2011-03-28

Four more killed in Kurram: Feverish efforts to save peace deal

PESHAWAR, March 27: As a rocket attack on a truck killed four more persons in the Kurram Agency on Sunday, tribal interlocutors intensified their efforts to secure release of 35 kidnapped persons and salvage a peace deal in the volatile agency.

Former federal minister Malik Waris Khan Afridi, head of the jirga, said that their top priority was the safe and early recovery of the 35 people who were kidnapped from Baggan town when armed men attacked four vehicles on the main road on Friday. Three people were killed and two others injured in the attack. The attackers had released five women and six children, taking away 35 passengers with them.

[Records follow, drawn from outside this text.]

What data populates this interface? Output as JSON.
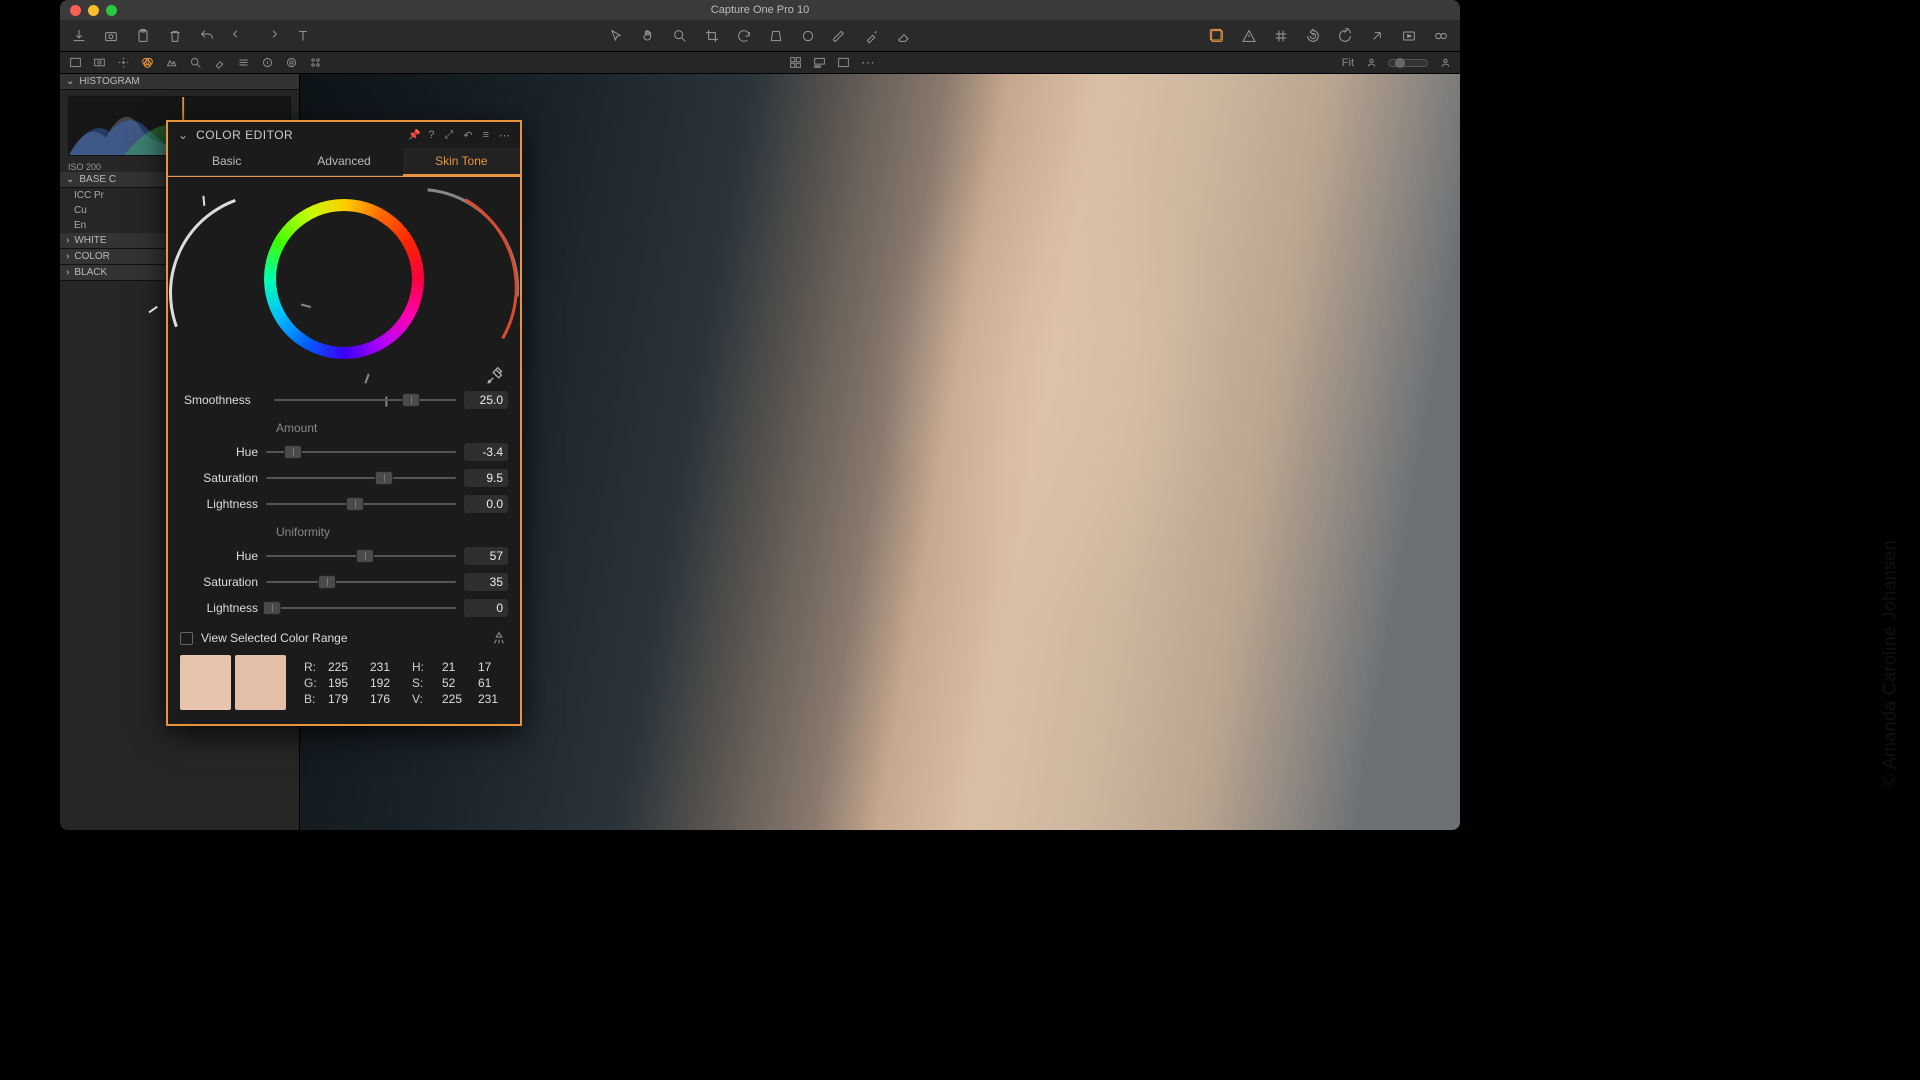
{
  "app": {
    "title": "Capture One Pro 10"
  },
  "viewer_toolbar": {
    "fit_label": "Fit"
  },
  "sidebar": {
    "histogram": {
      "title": "HISTOGRAM",
      "iso_label": "ISO 200"
    },
    "sections": {
      "base": "BASE C",
      "icc": "ICC Pr",
      "cu": "Cu",
      "en": "En",
      "white": "WHITE",
      "color": "COLOR",
      "black": "BLACK"
    }
  },
  "panel": {
    "title": "COLOR EDITOR",
    "tabs": {
      "basic": "Basic",
      "advanced": "Advanced",
      "skin": "Skin Tone"
    },
    "sliders": {
      "smoothness": {
        "label": "Smoothness",
        "value": "25.0",
        "pos": 75
      },
      "amount_group": "Amount",
      "amount_hue": {
        "label": "Hue",
        "value": "-3.4",
        "pos": 14
      },
      "amount_sat": {
        "label": "Saturation",
        "value": "9.5",
        "pos": 62
      },
      "amount_lig": {
        "label": "Lightness",
        "value": "0.0",
        "pos": 47
      },
      "uniformity_group": "Uniformity",
      "uni_hue": {
        "label": "Hue",
        "value": "57",
        "pos": 52
      },
      "uni_sat": {
        "label": "Saturation",
        "value": "35",
        "pos": 32
      },
      "uni_lig": {
        "label": "Lightness",
        "value": "0",
        "pos": 3
      }
    },
    "view_range": "View Selected Color Range",
    "swatch_colors": {
      "a": "#e8c4ae",
      "b": "#e4bfa8"
    },
    "readout": {
      "R": [
        "225",
        "231"
      ],
      "H": [
        "21",
        "17"
      ],
      "G": [
        "195",
        "192"
      ],
      "S": [
        "52",
        "61"
      ],
      "B": [
        "179",
        "176"
      ],
      "V": [
        "225",
        "231"
      ]
    }
  },
  "credit": "© Amanda Caroline Johansen"
}
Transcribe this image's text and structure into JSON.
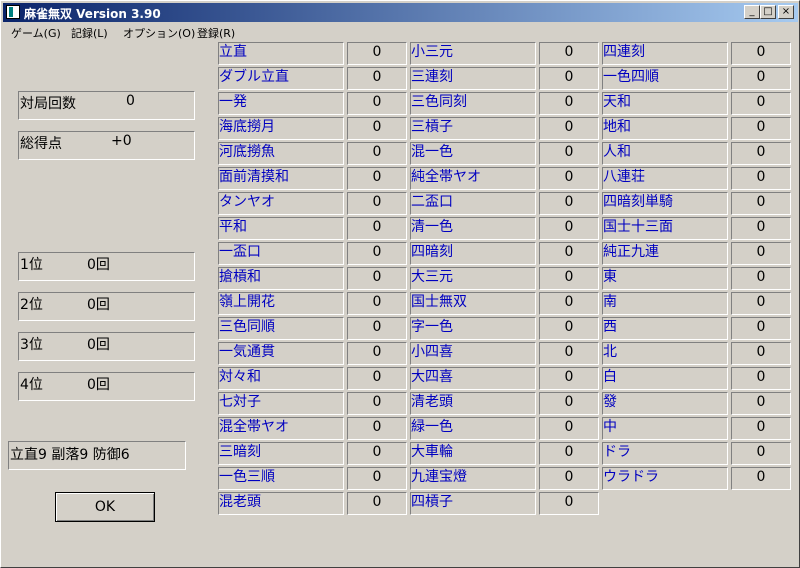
{
  "window": {
    "title": "麻雀無双 Version 3.90",
    "minimize": "_",
    "maximize": "□",
    "close": "×"
  },
  "menu": [
    "ゲーム(G)",
    "記録(L)",
    "オプション(O)",
    "登録(R)"
  ],
  "stats": {
    "games_label": "対局回数",
    "games_value": "0",
    "points_label": "総得点",
    "points_value": "+0",
    "places": [
      {
        "label": "1位",
        "value": "0回"
      },
      {
        "label": "2位",
        "value": "0回"
      },
      {
        "label": "3位",
        "value": "0回"
      },
      {
        "label": "4位",
        "value": "0回"
      }
    ],
    "style_text": "立直9 副落9 防御6"
  },
  "ok_label": "OK",
  "yaku_columns": [
    [
      {
        "name": "立直",
        "count": "0"
      },
      {
        "name": "ダブル立直",
        "count": "0"
      },
      {
        "name": "一発",
        "count": "0"
      },
      {
        "name": "海底撈月",
        "count": "0"
      },
      {
        "name": "河底撈魚",
        "count": "0"
      },
      {
        "name": "面前清摸和",
        "count": "0"
      },
      {
        "name": "タンヤオ",
        "count": "0"
      },
      {
        "name": "平和",
        "count": "0"
      },
      {
        "name": "一盃口",
        "count": "0"
      },
      {
        "name": "搶槓和",
        "count": "0"
      },
      {
        "name": "嶺上開花",
        "count": "0"
      },
      {
        "name": "三色同順",
        "count": "0"
      },
      {
        "name": "一気通貫",
        "count": "0"
      },
      {
        "name": "対々和",
        "count": "0"
      },
      {
        "name": "七対子",
        "count": "0"
      },
      {
        "name": "混全帯ヤオ",
        "count": "0"
      },
      {
        "name": "三暗刻",
        "count": "0"
      },
      {
        "name": "一色三順",
        "count": "0"
      },
      {
        "name": "混老頭",
        "count": "0"
      }
    ],
    [
      {
        "name": "小三元",
        "count": "0"
      },
      {
        "name": "三連刻",
        "count": "0"
      },
      {
        "name": "三色同刻",
        "count": "0"
      },
      {
        "name": "三槓子",
        "count": "0"
      },
      {
        "name": "混一色",
        "count": "0"
      },
      {
        "name": "純全帯ヤオ",
        "count": "0"
      },
      {
        "name": "二盃口",
        "count": "0"
      },
      {
        "name": "清一色",
        "count": "0"
      },
      {
        "name": "四暗刻",
        "count": "0"
      },
      {
        "name": "大三元",
        "count": "0"
      },
      {
        "name": "国士無双",
        "count": "0"
      },
      {
        "name": "字一色",
        "count": "0"
      },
      {
        "name": "小四喜",
        "count": "0"
      },
      {
        "name": "大四喜",
        "count": "0"
      },
      {
        "name": "清老頭",
        "count": "0"
      },
      {
        "name": "緑一色",
        "count": "0"
      },
      {
        "name": "大車輪",
        "count": "0"
      },
      {
        "name": "九連宝燈",
        "count": "0"
      },
      {
        "name": "四槓子",
        "count": "0"
      }
    ],
    [
      {
        "name": "四連刻",
        "count": "0"
      },
      {
        "name": "一色四順",
        "count": "0"
      },
      {
        "name": "天和",
        "count": "0"
      },
      {
        "name": "地和",
        "count": "0"
      },
      {
        "name": "人和",
        "count": "0"
      },
      {
        "name": "八連荘",
        "count": "0"
      },
      {
        "name": "四暗刻単騎",
        "count": "0"
      },
      {
        "name": "国士十三面",
        "count": "0"
      },
      {
        "name": "純正九連",
        "count": "0"
      },
      {
        "name": "東",
        "count": "0"
      },
      {
        "name": "南",
        "count": "0"
      },
      {
        "name": "西",
        "count": "0"
      },
      {
        "name": "北",
        "count": "0"
      },
      {
        "name": "白",
        "count": "0"
      },
      {
        "name": "發",
        "count": "0"
      },
      {
        "name": "中",
        "count": "0"
      },
      {
        "name": "ドラ",
        "count": "0"
      },
      {
        "name": "ウラドラ",
        "count": "0"
      }
    ]
  ]
}
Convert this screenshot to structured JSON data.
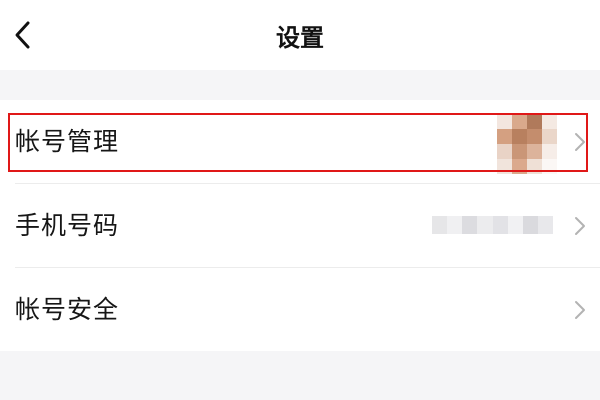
{
  "nav": {
    "title": "设置",
    "back_icon": "chevron-left-icon"
  },
  "settings": {
    "rows": [
      {
        "label": "帐号管理",
        "trailing": "avatar-pixelated",
        "chevron_icon": "chevron-right-icon",
        "highlighted": true
      },
      {
        "label": "手机号码",
        "trailing": "phone-number-blurred",
        "chevron_icon": "chevron-right-icon",
        "highlighted": false
      },
      {
        "label": "帐号安全",
        "trailing": "none",
        "chevron_icon": "chevron-right-icon",
        "highlighted": false
      }
    ]
  },
  "colors": {
    "highlight_border": "#e01818",
    "section_background": "#f5f5f7",
    "chevron": "#b3b3b3",
    "avatar_pixels": [
      "#f3e6df",
      "#d9a98c",
      "#b07a5b",
      "#f4e9e2",
      "#d4a081",
      "#b8805f",
      "#c48d6d",
      "#ead6c9",
      "#e9d3c6",
      "#ca9677",
      "#dcb39b",
      "#f6ede8",
      "#f1e4dc",
      "#dba98d",
      "#efe0d6",
      "#fbf7f5"
    ],
    "phone_pixels": [
      "#e6e6e8",
      "#f0f0f2",
      "#dcdce0",
      "#ececee",
      "#e2e2e6",
      "#f1f1f3",
      "#dadade",
      "#e8e8eb"
    ]
  }
}
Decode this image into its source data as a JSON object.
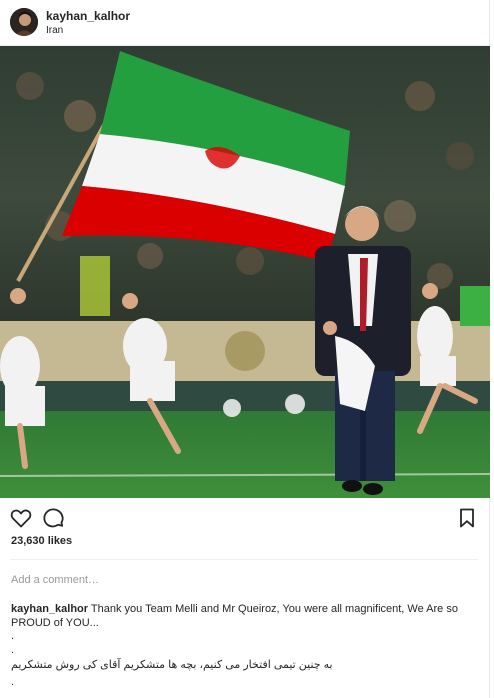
{
  "header": {
    "username": "kayhan_kalhor",
    "location": "Iran"
  },
  "post": {
    "image_description_icon": "photo-icon"
  },
  "actions": {
    "like_icon": "heart-icon",
    "comment_icon": "comment-icon",
    "save_icon": "bookmark-icon"
  },
  "likes": "23,630 likes",
  "comment_box": {
    "placeholder": "Add a comment…"
  },
  "caption": {
    "author": "kayhan_kalhor",
    "text": "Thank you Team Melli and Mr Queiroz, You were all magnificent, We Are so PROUD of YOU...",
    "dot_1": ".",
    "dot_2": ".",
    "farsi": "به چنین تیمی افتخار می کنیم، بچه ها متشکریم آقای کی روش متشکریم",
    "dot_3": "."
  },
  "colors": {
    "text": "#262626",
    "muted": "#999999",
    "flag_green": "#239f40",
    "flag_red": "#da0000"
  }
}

On Sunday, unidentified persons fired rockets at a moving pick-up truck in Shaheedan Dand area in lower Kurram near Afghan border and killed four passengers. Another passenger received injuries in the rocket attack.

The vehicle was coming from Afghanistan. Most of the Afghans come to Kurram for treatment and business activities.

"The jirga is in contact with the guarantors of the peace deal including Taliban in North Waziristan in Kurram agencies, requesting them to play their role in recovery of the hostages," Mr Afridi told Dawn .

He said that third party might be involved in the attack and kidnapping of passengers. He said that the incident had also worried Fazl Saeed, head of banned Tehrik-i-Taliban Pakistan in Kurram.

Members of the peace jirga met at the residence of MNA Munir Orakzai in Peshawar on Saturday night and discussed the emerging situation in the area.

It was decided that violators of the agreement would pay Rs20 million as guarantee to the jirga. The government was asked to take action in Baggan area under the territorial responsibility clause of Frontier Crimes Regulation.

Mr Afridi said that they had requested Khyber Pakhtunkhwa Governor Barrister Masood Kausar to visit Parachinar immediately and give firm assurance to the aggrieved party.

The elders of Turi and Bangash tribes had said on Saturday that they would boycott government functions and would not get national identity cards and passports as a mark of protest.

"The jirga has appealed all tribes to exercise maximum restraint and do not provide opportunity to miscreants to exploit the situation," he said, adding that governor should persuade elders to end their boycott and cooperate with the jirga and political administration.

The jirga is likely to meet again in Peshawar within the next two days to discuss the situation. The jirga head said that Barrister Kausar should also start distribution of compensation money among the affected families.

Before the implementation of the peace deal in February last, Prime Minister Syed Yousuf Raza Gilani had announced Rs1 billion compensation package for the families, who had lost their relatives and properties during the three-year conflict, which according to locals, had claimed more than 3,000 lives.